L’Amérique du Nord et les pays occidentaux ne sont pas épargnés. Les cas d’overdoses aux antidouleurs et aux anxiolytiques contrefaits au fentanyl se multiplient aux Etats-Unis et au Canada : on déplore plus de 1000 morts pour l’année 2016. En Suisse, en novembre et décembre ont été saisis plus de 3 000 comprimés de faux médicaments érectiles dans des bus en provenance de Serbie !

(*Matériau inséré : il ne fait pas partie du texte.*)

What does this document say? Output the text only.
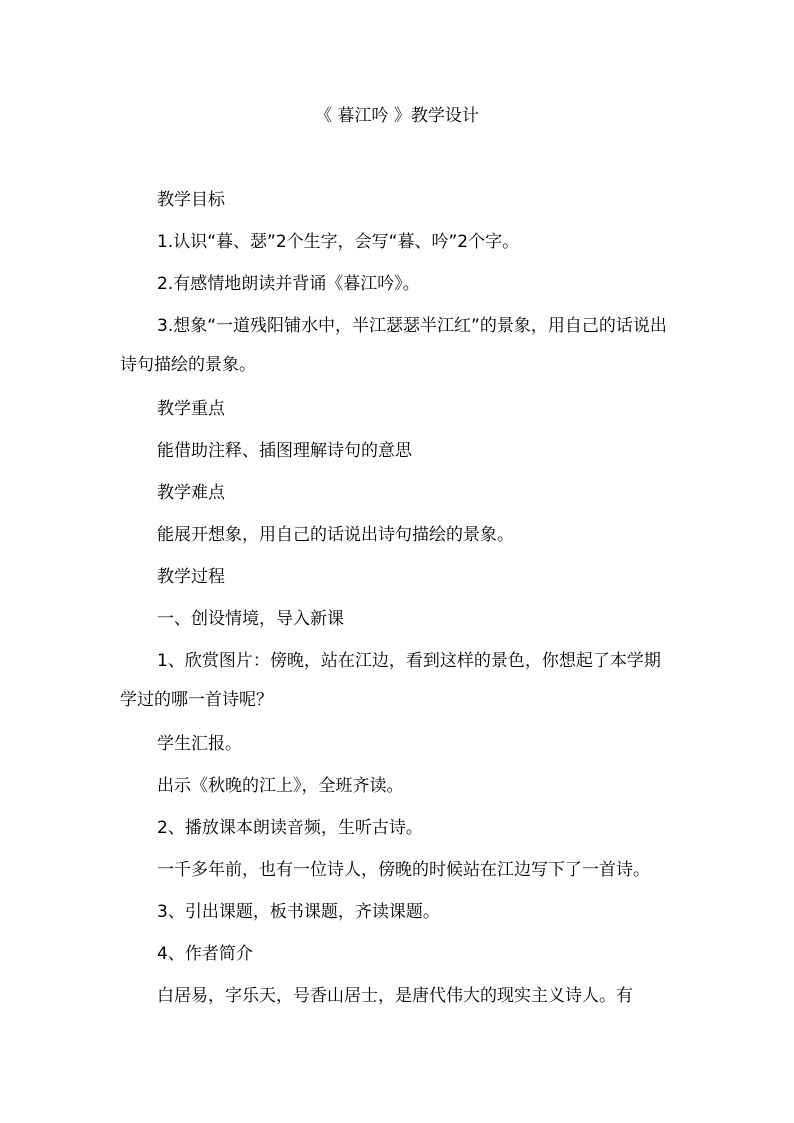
《 暮江吟 》教学设计

教学目标

1.认识“暮、瑟”2个生字，会写“暮、吟”2个字。

2.有感情地朗读并背诵《暮江吟》。

3.想象“一道残阳铺水中，半江瑟瑟半江红”的景象，用自己的话说出诗句描绘的景象。

教学重点

能借助注释、插图理解诗句的意思

教学难点

能展开想象，用自己的话说出诗句描绘的景象。

教学过程

一、创设情境，导入新课

1、欣赏图片：傍晚，站在江边，看到这样的景色，你想起了本学期学过的哪一首诗呢？

学生汇报。

出示《秋晚的江上》，全班齐读。

2、播放课本朗读音频，生听古诗。

一千多年前，也有一位诗人，傍晚的时候站在江边写下了一首诗。

3、引出课题，板书课题，齐读课题。

4、作者简介

白居易，字乐天，号香山居士，是唐代伟大的现实主义诗人。有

Aucune population, aucun Etat ne peut se prévaloir d’être à l’abri du trafic de faux médicaments, y compris en Europe du fait de la mise à profit par le crime organisé, notamment des importations parallèles et des ventes en ligne. En Allemagne, les douanes ont saisi près de 4 millions de comprimés illicites en 2015, soit 4 fois plus qu’en 2014.

Tant que le trafic de faux médicaments demeurera beaucoup plus rentable et nettement moins risqué que la contrebande de drogues ou la prostitution, il poursuivra sa progression partout dans le monde. Nous sommes face à des trafiquants sans scrupules, très au fait des failles du droit et qui savent qu’actuellement rien n’est fait pour remonter jusqu’à eux. En l’absence d’une coopération internationale efficace comme celle existant pour sanctionner le trafic de drogues, les magistrats n’ont pas les moyens de démanteler les filières, ni de localiser et geler les avoirs des criminels. C’est pourquoi l’IRACM privilégie un soutien à la mise au point de lois modèles spécifiques destinées à mieux combattre le trafic de faux médicaments. L’IRACM travaille aussi activement à la formation des agents de terrain : plus de 1600 personnes ont été formées ou sensibilisées de manière présentielle par l’IRACM en 2016.

Et pour terminer, une bonne nouvelle : la définition des faux médicaments pourrait bientôt être simplifiée par l’OMS ! Les cinq termes anglophones utilisés (substandard, spurious, falsely-labelled, falsified, counterfeit – ou « SSFFC ») devraient être remplacés par deux (substandard et falsified). Les médicaments substandards feraient référence à l’ensemble des médicaments autorisés qui ne répondraient pas à leurs spécifications ou aux normes de qualité en vigueur ; les médicaments falsifiés couvriraient quant à eux l’ensemble des médicaments dont l’identité, la composition ou l’origine seraient délibérément trompeuses (la notion de propriété intellectuelle n’entre pas en compte ici). Cette proposition de nouvelle définition devrait être adoptée lors du Conseil exécutif de l’OMS en mai 2017.

Plus que jamais, nous comptons sur votre soutien et votre engagement pour enrayer ce fléau.